The report in the Australian Financial Review today confirms that the Abbott government’s fiscal strategy is in tatters.

Elected on a platform to ‘fix the budget’ and tackle the ‘budget crisis and emergency’, the Abbott government is now planning a mini-budget in December to deal with the fact that its policies have resulted in a budget deficit blow out that at this stage, looks to be about as significant as some of the misses of the previous government.

According to the AFR, the Abbott government has capitulated on measures that would have lowered the budget deficit by around $30 billion over four years, which only adds to the frenzied spending by the Abbott government on RBA payments, national security, roads, defence and paid parental leave, among other things. Add to that a negative shock from the fall in commodity prices and the terms of trade, and the budget deficit projections that will be in Mid Year Economic and Fiscal Outlook will dwarf the numbers the Abbott government inherited in Pre-Election Fiscal Outlook.

Of course, the government can ‘recast’ its fiscal strategy and in the MYEFO outline spending cuts and tax hikes as it summons all of its zealotry on getting a budget surplus as quickly as possible. The problem with this is that it would occur at a time where even blind Freddie can see the economy is sliding into a sub-trend growth, disinflationary funk. The very fall in commodity prices that is hurting the budget bottom line, is also squeezing economic growth. A round of fiscal austerity in December would be foolhardy, risking a move similar to the silly policy trap that dogged so many European countries when fiscal policy was tightened during the crisis which only exacerbated the recession many were mired in.

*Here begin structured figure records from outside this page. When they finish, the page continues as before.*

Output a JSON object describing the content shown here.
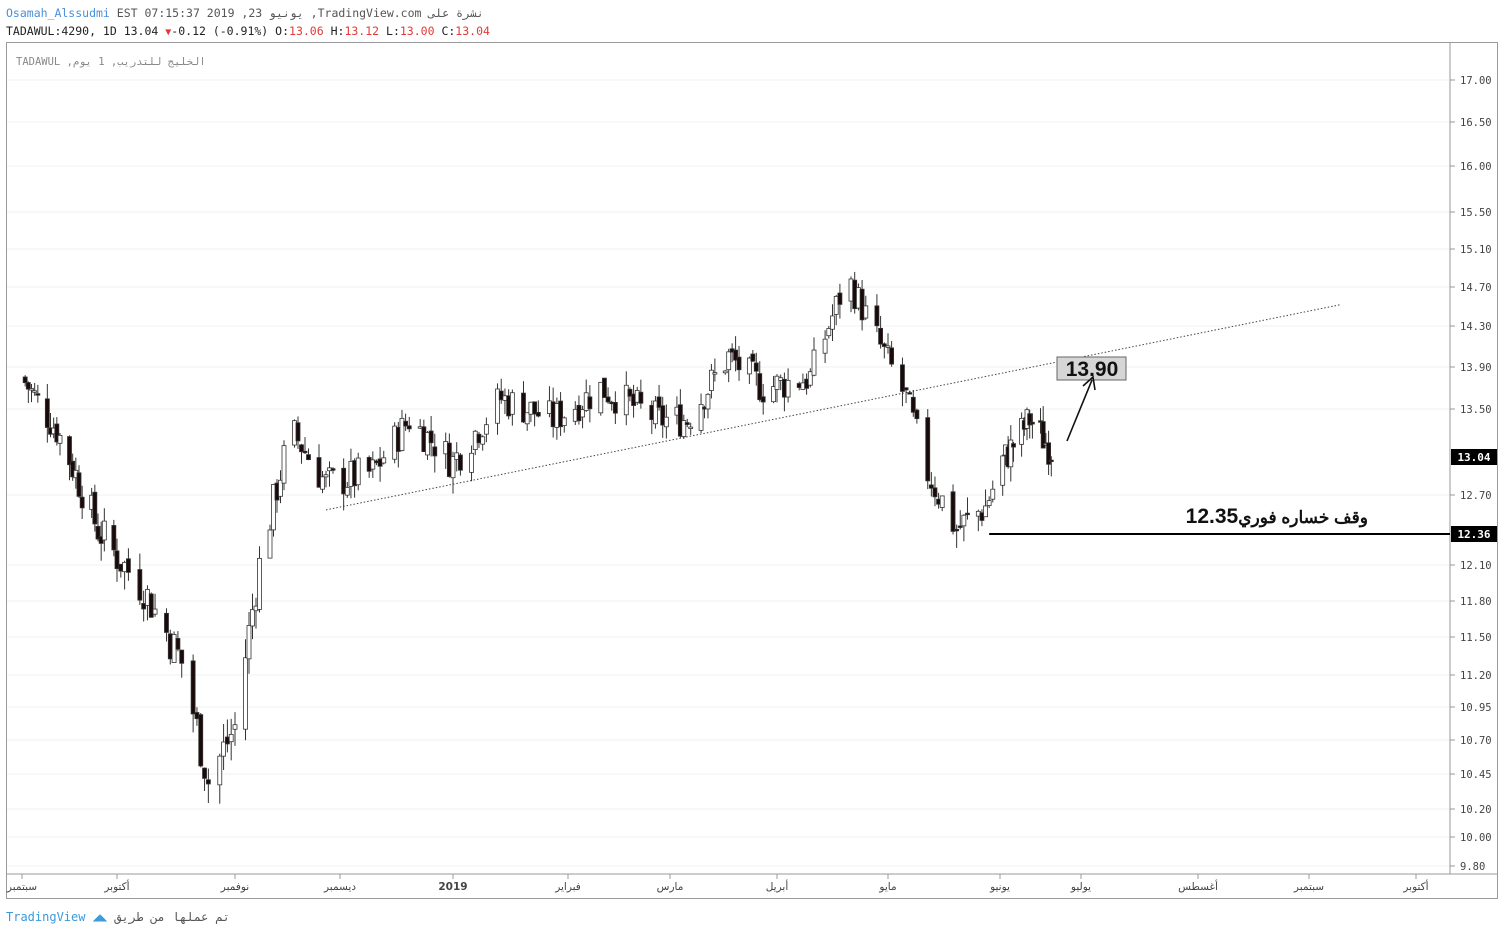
{
  "header": {
    "author": "Osamah_Alssudmi",
    "published": "EST 07:15:37 2019 ,23 يونيو ,TradingView.com نشرة على",
    "symbol_line": "TADAWUL:4290, 1D 13.04",
    "change": "-0.12 (-0.91%)",
    "o_label": "O:",
    "o_val": "13.06",
    "h_label": "H:",
    "h_val": "13.12",
    "l_label": "L:",
    "l_val": "13.00",
    "c_label": "C:",
    "c_val": "13.04"
  },
  "legend": "TADAWUL ,الخليج للتدريب, 1 يوم",
  "footer": {
    "brand": "TradingView",
    "text": "تم عملها من طريق"
  },
  "annotations": {
    "target": "13.90",
    "stop_text": "وقف خساره فوري",
    "stop_value": "12.35",
    "last_price_tag": "13.04",
    "stop_price_tag": "12.36"
  },
  "colors": {
    "up": "#ffffff",
    "down": "#1a0a0a",
    "wick": "#333333",
    "grid": "#ececec",
    "price_tag": "#000000"
  },
  "chart_data": {
    "type": "candlestick",
    "y_ticks": [
      17.0,
      16.5,
      16.0,
      15.5,
      15.1,
      14.7,
      14.3,
      13.9,
      13.5,
      13.04,
      12.7,
      12.36,
      12.1,
      11.8,
      11.5,
      11.2,
      10.95,
      10.7,
      10.45,
      10.2,
      10.0,
      9.8
    ],
    "x_labels": [
      "سبتمبر",
      "أكتوبر",
      "نوفمبر",
      "ديسمبر",
      "2019",
      "فبراير",
      "مارس",
      "أبريل",
      "مايو",
      "يونيو",
      "يوليو",
      "أغسطس",
      "سبتمبر",
      "أكتوبر"
    ],
    "trendline": {
      "from": {
        "date": "2018-11-27",
        "value": 12.57
      },
      "to": {
        "date": "2019-09-10",
        "value": 14.52
      }
    },
    "stop_line": {
      "from": {
        "date": "2019-05-29",
        "value": 12.36
      },
      "value": 12.36
    },
    "anchors": [
      [
        "2018-09-01",
        13.8
      ],
      [
        "2018-09-12",
        13.3
      ],
      [
        "2018-09-25",
        12.4
      ],
      [
        "2018-10-08",
        11.9
      ],
      [
        "2018-10-18",
        11.3
      ],
      [
        "2018-10-25",
        10.4
      ],
      [
        "2018-11-01",
        10.8
      ],
      [
        "2018-11-08",
        12.1
      ],
      [
        "2018-11-17",
        13.3
      ],
      [
        "2018-11-27",
        12.8
      ],
      [
        "2018-12-10",
        12.9
      ],
      [
        "2018-12-20",
        13.4
      ],
      [
        "2019-01-01",
        13.0
      ],
      [
        "2019-01-14",
        13.6
      ],
      [
        "2019-01-28",
        13.4
      ],
      [
        "2019-02-10",
        13.7
      ],
      [
        "2019-02-26",
        13.4
      ],
      [
        "2019-03-06",
        13.4
      ],
      [
        "2019-03-18",
        14.0
      ],
      [
        "2019-03-28",
        13.7
      ],
      [
        "2019-04-10",
        13.8
      ],
      [
        "2019-04-20",
        14.8
      ],
      [
        "2019-04-29",
        14.1
      ],
      [
        "2019-05-06",
        13.6
      ],
      [
        "2019-05-12",
        12.9
      ],
      [
        "2019-05-20",
        12.4
      ],
      [
        "2019-05-28",
        12.6
      ],
      [
        "2019-06-02",
        13.0
      ],
      [
        "2019-06-12",
        13.4
      ],
      [
        "2019-06-22",
        13.04
      ]
    ]
  }
}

It would be folly for Treasurer Hockey to tighten fiscal policy when the economy was already at significant risk of slipping deeper into the economic quick-sand.

For the record, these are the budget numbers inherited by the Abbott government. They are the budget balance (surplus / deficit) numbers calculated in the PEFO in August 2013.

2014-15   -$24.0 billion
2015-16   -$4.7 billion
2016-17   +$4.0 billion

A quick back of the envelope calculation which takes account of the policy flip flops and revised economic parameters, and without seeing any policy changes that may be announced in the next two months, suggests MYEFO will produce budget deficit numbers as follows:

2014-15   -$34 billion
2015-16   -$25 billion
2016-17   -$15 billion

In these three years, that would represent a fiscal blow out of around $50 billion compared with the PEFO numbers.

With a fiscal repair job as misguided as that, it is little wonder the community and business sector are losing faith in the government they elected so convincingly just over a year ago.